Figure 9 shows the impact of localization estimation errors on the performance of NLF when varying the number of SBSs in the network. We assume a simple error model where the erroneous coordinates of each SU n are modelled as \(x^b_n = x_n + \Delta x_{n}\) and \(y^b_n = y_n + \Delta y_{n}\), where \((x_n,y_n)\) are the actual coordinates of SU n and \(\Delta x_{n}\) and \(\Delta y_{n}\) are uniformly distributed variables taken in the interval \([-\Delta D,+\Delta D]\). As expected, algorithm NLF is sensitive to localization estimation errors since its decision relies on distances between SBSs and SUs. This sensivity becomes more important as the density of the network increases. Anyhow, the performance gap between the two curves in Fig. 9 is limited and stays below 3.5 % even for \(N=12\).

Fig. 10
figure 10

Execution time comparison for different values of N and \(C_{\textit{max}}\)

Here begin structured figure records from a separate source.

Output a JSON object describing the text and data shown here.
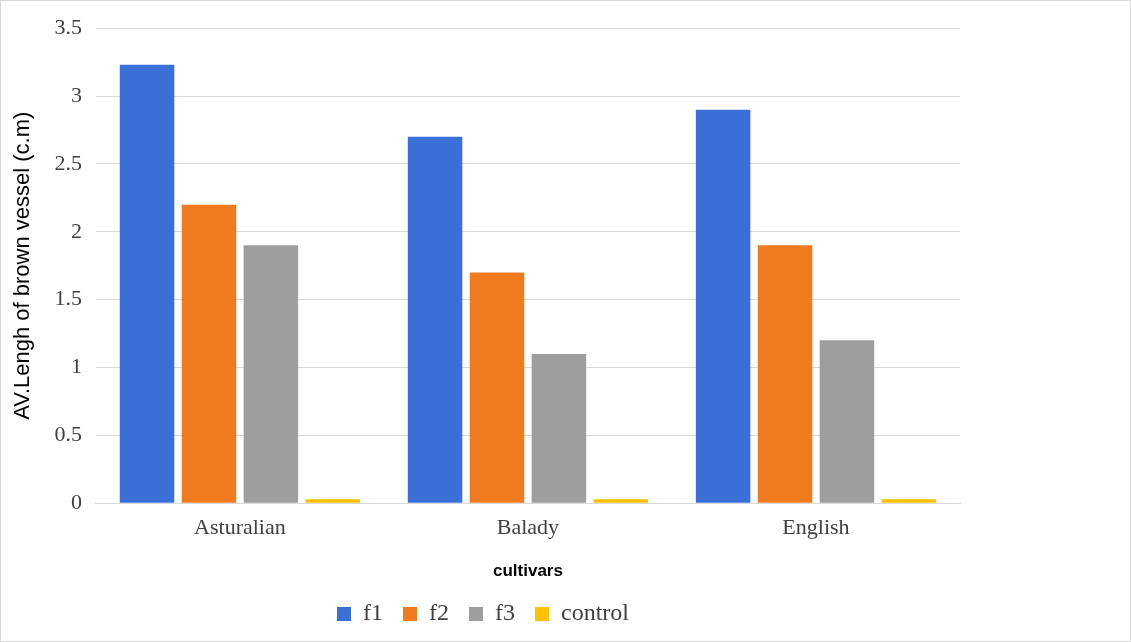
{
  "chart_data": {
    "type": "bar",
    "xlabel": "cultivars",
    "ylabel": "AV.Lengh of brown vessel (c.m)",
    "categories": [
      "Asturalian",
      "Balady",
      "English"
    ],
    "series": [
      {
        "name": "f1",
        "color": "#3a6fd8",
        "values": [
          3.23,
          2.7,
          2.9
        ]
      },
      {
        "name": "f2",
        "color": "#f07a1e",
        "values": [
          2.2,
          1.7,
          1.9
        ]
      },
      {
        "name": "f3",
        "color": "#9e9e9e",
        "values": [
          1.9,
          1.1,
          1.2
        ]
      },
      {
        "name": "control",
        "color": "#ffc000",
        "values": [
          0.03,
          0.03,
          0.03
        ]
      }
    ],
    "ylim": [
      0,
      3.5
    ],
    "yticks": [
      0,
      0.5,
      1,
      1.5,
      2,
      2.5,
      3,
      3.5
    ],
    "grid": "y",
    "legend": "bottom"
  }
}
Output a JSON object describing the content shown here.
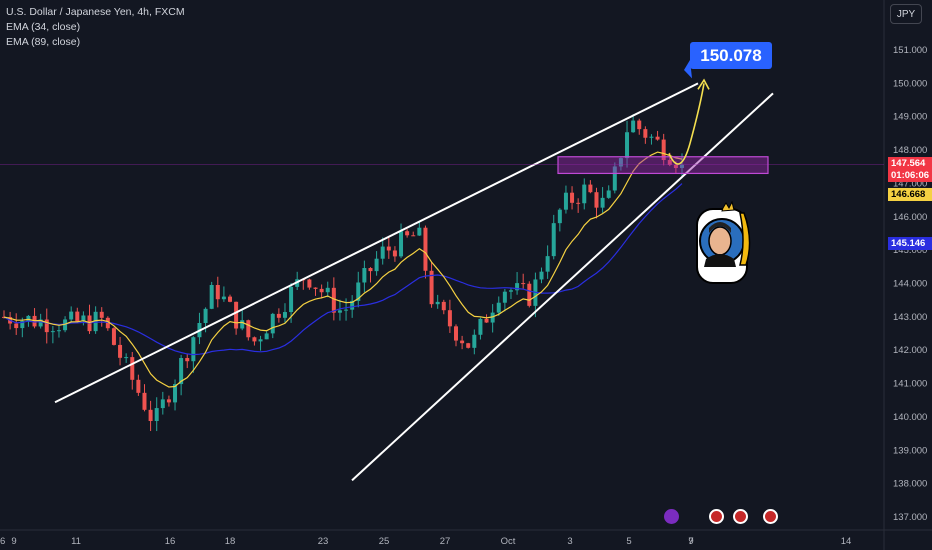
{
  "legend": {
    "title": "U.S. Dollar / Japanese Yen, 4h, FXCM",
    "ema1": "EMA (34, close)",
    "ema2": "EMA (89, close)"
  },
  "currency_button": "JPY",
  "target_label": "150.078",
  "price_tags": {
    "last_price": "147.564",
    "countdown": "01:06:06",
    "ema34": "146.668",
    "ema89": "145.146"
  },
  "colors": {
    "background": "#131722",
    "up": "#26a69a",
    "down": "#ef5350",
    "ema34": "#f5d142",
    "ema89": "#2a2ee0",
    "target": "#2962ff",
    "zone": "#9c27b0"
  },
  "chart_data": {
    "type": "candlestick",
    "title": "U.S. Dollar / Japanese Yen, 4h, FXCM",
    "ylim": [
      136.7,
      151.3
    ],
    "y_ticks": [
      "151.000",
      "150.000",
      "149.000",
      "148.000",
      "147.000",
      "146.000",
      "145.000",
      "144.000",
      "143.000",
      "142.000",
      "141.000",
      "140.000",
      "139.000",
      "138.000",
      "137.000"
    ],
    "x_ticks": [
      "9",
      "11",
      "16",
      "18",
      "23",
      "25",
      "27",
      "Oct",
      "3",
      "5",
      "7",
      "9",
      "14",
      "16"
    ],
    "key_points": [
      {
        "x": 0.0,
        "close": 143.0
      },
      {
        "x": 0.08,
        "close": 142.8
      },
      {
        "x": 0.13,
        "close": 142.9
      },
      {
        "x": 0.2,
        "close": 139.8
      },
      {
        "x": 0.28,
        "close": 143.9
      },
      {
        "x": 0.33,
        "close": 142.2
      },
      {
        "x": 0.4,
        "close": 144.3
      },
      {
        "x": 0.45,
        "close": 143.1
      },
      {
        "x": 0.5,
        "close": 144.9
      },
      {
        "x": 0.55,
        "close": 145.5
      },
      {
        "x": 0.57,
        "close": 143.3
      },
      {
        "x": 0.62,
        "close": 142.1
      },
      {
        "x": 0.66,
        "close": 143.9
      },
      {
        "x": 0.7,
        "close": 143.6
      },
      {
        "x": 0.74,
        "close": 146.3
      },
      {
        "x": 0.77,
        "close": 146.8
      },
      {
        "x": 0.8,
        "close": 146.3
      },
      {
        "x": 0.83,
        "close": 148.9
      },
      {
        "x": 0.9,
        "close": 147.6
      }
    ],
    "ema34_level": 146.668,
    "ema89_level": 145.146,
    "last_price": 147.564,
    "target": 150.078,
    "zone": [
      147.3,
      147.8
    ]
  }
}
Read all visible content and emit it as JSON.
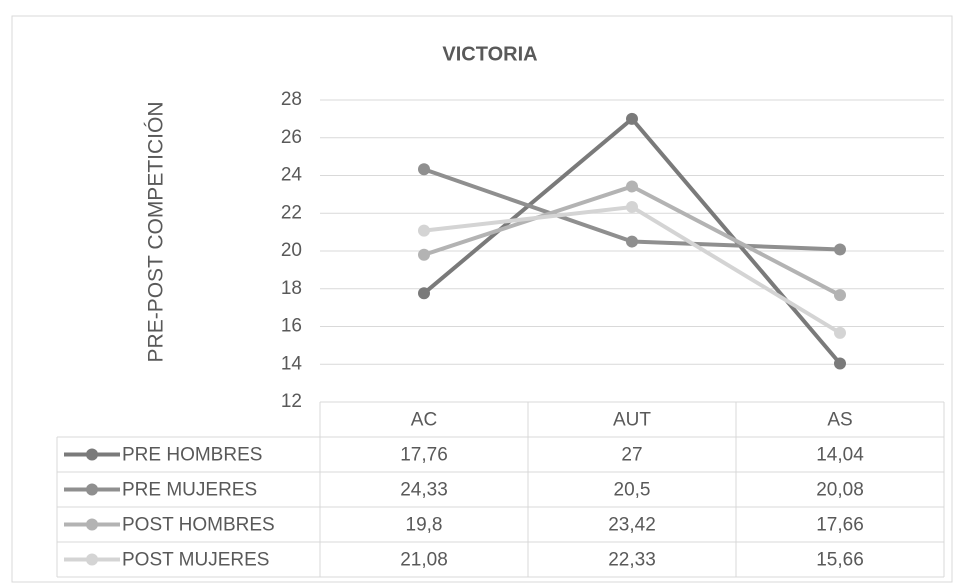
{
  "chart_data": {
    "type": "line",
    "title": "VICTORIA",
    "y_label": "PRE-POST COMPETICIÓN",
    "categories": [
      "AC",
      "AUT",
      "AS"
    ],
    "ylim": [
      12,
      28
    ],
    "yticks": [
      12,
      14,
      16,
      18,
      20,
      22,
      24,
      26,
      28
    ],
    "grid": true,
    "series": [
      {
        "name": "PRE HOMBRES",
        "color": "#7a7a7a",
        "values": [
          17.76,
          27,
          14.04
        ],
        "value_labels": [
          "17,76",
          "27",
          "14,04"
        ]
      },
      {
        "name": "PRE MUJERES",
        "color": "#8f8f8f",
        "values": [
          24.33,
          20.5,
          20.08
        ],
        "value_labels": [
          "24,33",
          "20,5",
          "20,08"
        ]
      },
      {
        "name": "POST HOMBRES",
        "color": "#b3b3b3",
        "values": [
          19.8,
          23.42,
          17.66
        ],
        "value_labels": [
          "19,8",
          "23,42",
          "17,66"
        ]
      },
      {
        "name": "POST MUJERES",
        "color": "#d4d4d4",
        "values": [
          21.08,
          22.33,
          15.66
        ],
        "value_labels": [
          "21,08",
          "22,33",
          "15,66"
        ]
      }
    ]
  }
}
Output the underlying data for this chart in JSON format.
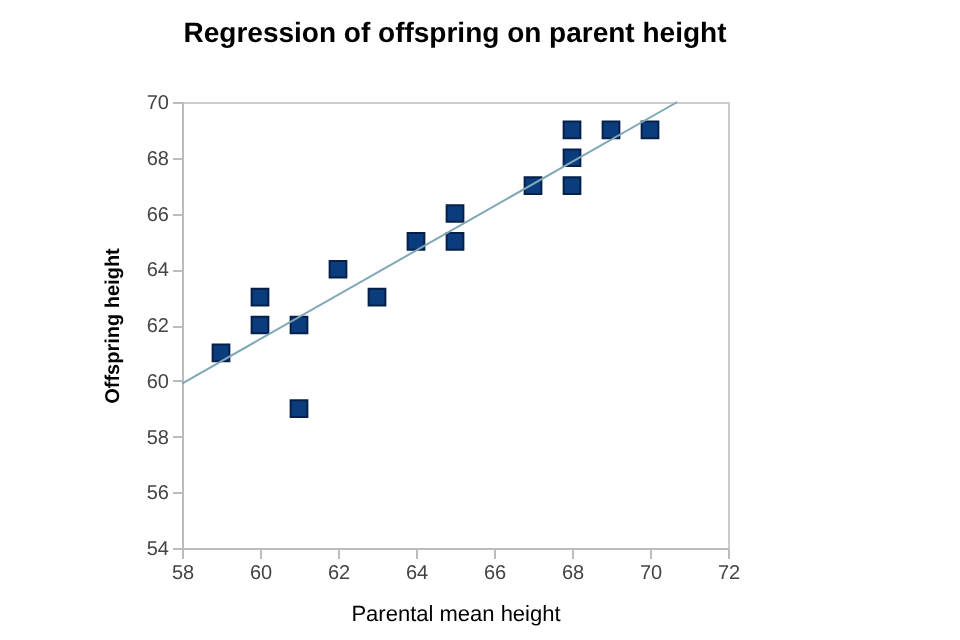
{
  "chart_data": {
    "type": "scatter",
    "title": "Regression of offspring on parent height",
    "xlabel": "Parental mean height",
    "ylabel": "Offspring height",
    "x": [
      59,
      60,
      60,
      61,
      61,
      62,
      63,
      64,
      65,
      65,
      67,
      68,
      68,
      68,
      69,
      70
    ],
    "series": [
      {
        "color": "#0b3c7d",
        "marker": "square",
        "values": [
          61,
          63,
          62,
          62,
          59,
          64,
          63,
          65,
          66,
          65,
          67,
          69,
          68,
          67,
          69,
          69
        ]
      },
      {
        "type": "line",
        "color": "#7fa7b5",
        "x": [
          58,
          70.7
        ],
        "values": [
          59.9,
          70
        ]
      }
    ],
    "xlim": [
      58,
      72
    ],
    "xticks": [
      58,
      60,
      62,
      64,
      66,
      68,
      70,
      72
    ],
    "ylim": [
      54,
      70
    ],
    "yticks": [
      54,
      56,
      58,
      60,
      62,
      64,
      66,
      68,
      70
    ],
    "grid": false,
    "legend": false
  }
}
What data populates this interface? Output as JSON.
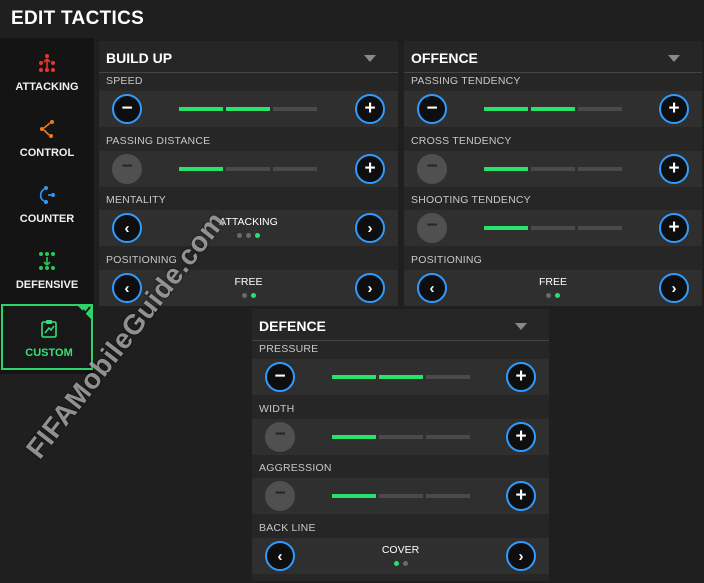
{
  "app": {
    "title": "EDIT TACTICS"
  },
  "sidebar": {
    "items": [
      {
        "label": "ATTACKING",
        "icon": "attacking-icon",
        "color": "#e8362b",
        "active": false
      },
      {
        "label": "CONTROL",
        "icon": "control-icon",
        "color": "#f07a1e",
        "active": false
      },
      {
        "label": "COUNTER",
        "icon": "counter-icon",
        "color": "#2f9bff",
        "active": false
      },
      {
        "label": "DEFENSIVE",
        "icon": "defensive-icon",
        "color": "#27c85a",
        "active": false
      },
      {
        "label": "CUSTOM",
        "icon": "custom-icon",
        "color": "#35e07a",
        "active": true
      }
    ]
  },
  "build_up": {
    "title": "BUILD UP",
    "rows": [
      {
        "label": "SPEED",
        "type": "level",
        "level": 2,
        "max": 3
      },
      {
        "label": "PASSING DISTANCE",
        "type": "level",
        "level": 1,
        "max": 3
      },
      {
        "label": "MENTALITY",
        "type": "select",
        "value": "ATTACKING",
        "index": 3,
        "count": 3
      },
      {
        "label": "POSITIONING",
        "type": "select",
        "value": "FREE",
        "index": 2,
        "count": 2
      }
    ]
  },
  "offence": {
    "title": "OFFENCE",
    "rows": [
      {
        "label": "PASSING TENDENCY",
        "type": "level",
        "level": 2,
        "max": 3
      },
      {
        "label": "CROSS TENDENCY",
        "type": "level",
        "level": 1,
        "max": 3
      },
      {
        "label": "SHOOTING TENDENCY",
        "type": "level",
        "level": 1,
        "max": 3
      },
      {
        "label": "POSITIONING",
        "type": "select",
        "value": "FREE",
        "index": 2,
        "count": 2
      }
    ]
  },
  "defence": {
    "title": "DEFENCE",
    "rows": [
      {
        "label": "PRESSURE",
        "type": "level",
        "level": 2,
        "max": 3
      },
      {
        "label": "WIDTH",
        "type": "level",
        "level": 1,
        "max": 3
      },
      {
        "label": "AGGRESSION",
        "type": "level",
        "level": 1,
        "max": 3
      },
      {
        "label": "BACK LINE",
        "type": "select",
        "value": "COVER",
        "index": 1,
        "count": 2
      }
    ]
  },
  "controls": {
    "minus": "−",
    "plus": "+",
    "prev": "‹",
    "next": "›"
  },
  "colors": {
    "accent_green": "#27e36c",
    "button_ring": "#2f9bff",
    "panel": "#262626"
  },
  "watermark": "FIFAMobileGuide.com"
}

We compare in Fig. 10 the execution times of the three proposed heuristics to the exhaustive search algorithm execution time. We notice that the proposed algorithms have very similar execution times which are dominated by the time needed to perform the matrix channel inversion (which belongs to \(O(N^3)\)). We can also observe that even for a relatively small network with \(N=10\), the exhaustive search algorithm suffers from a very high computational complexity. For \(N=10\), the proposed heuristics allow a complexity reduction of more than five orders of magnitude over the exhaustive search. We also notice that as the value of \(C_{\textit{max}}\) increases, the computational complexity of the exhaustive search increases dramatically as the algorithm has to explore a larger combinatorial space (e.g. when \(C_{\textit{max}}\) goes from 2 to 3, the algorithm must consider in addition to the combinations of clusters of two links, the combinations of clusters of 2 and 3 links), whereas the complexity of the proposed algorithms decreases.

7 Conclusion

In this paper, we proposed efficient heuristics for clustering and power allocation in two-tier networks. We have considered a network where small cell base stations coexist and share the same frequency band with a macro cell. The small cell base stations try to form clusters in order to maximize an objective utility function. Two utility functions were considered: (1) the overall sum rate of the network and (2) the minimum data rate of the users. We have formulated the problems involving the two utility functions as optimization problems and discussed their computational complexity and hardness. Since the optimal solution can be found only with a highly computationally complex exhaustive search (for clustering) coupled with an \(\textit{NP}\)-hard optimization (for power allocation), we proposed three heuristic algorithms which perform the clustering phase in polynomial time and find suboptimal power allocation using an iterative scheme. Simulation results show that the proposed algorithms (especially the NLF heuristic) achieve a good tradeoff between computational complexity and performance (in terms of utility function maximization) compared to the complex optimal solution.

In future work, we will design distributed algorithms for clustering for the studied system model.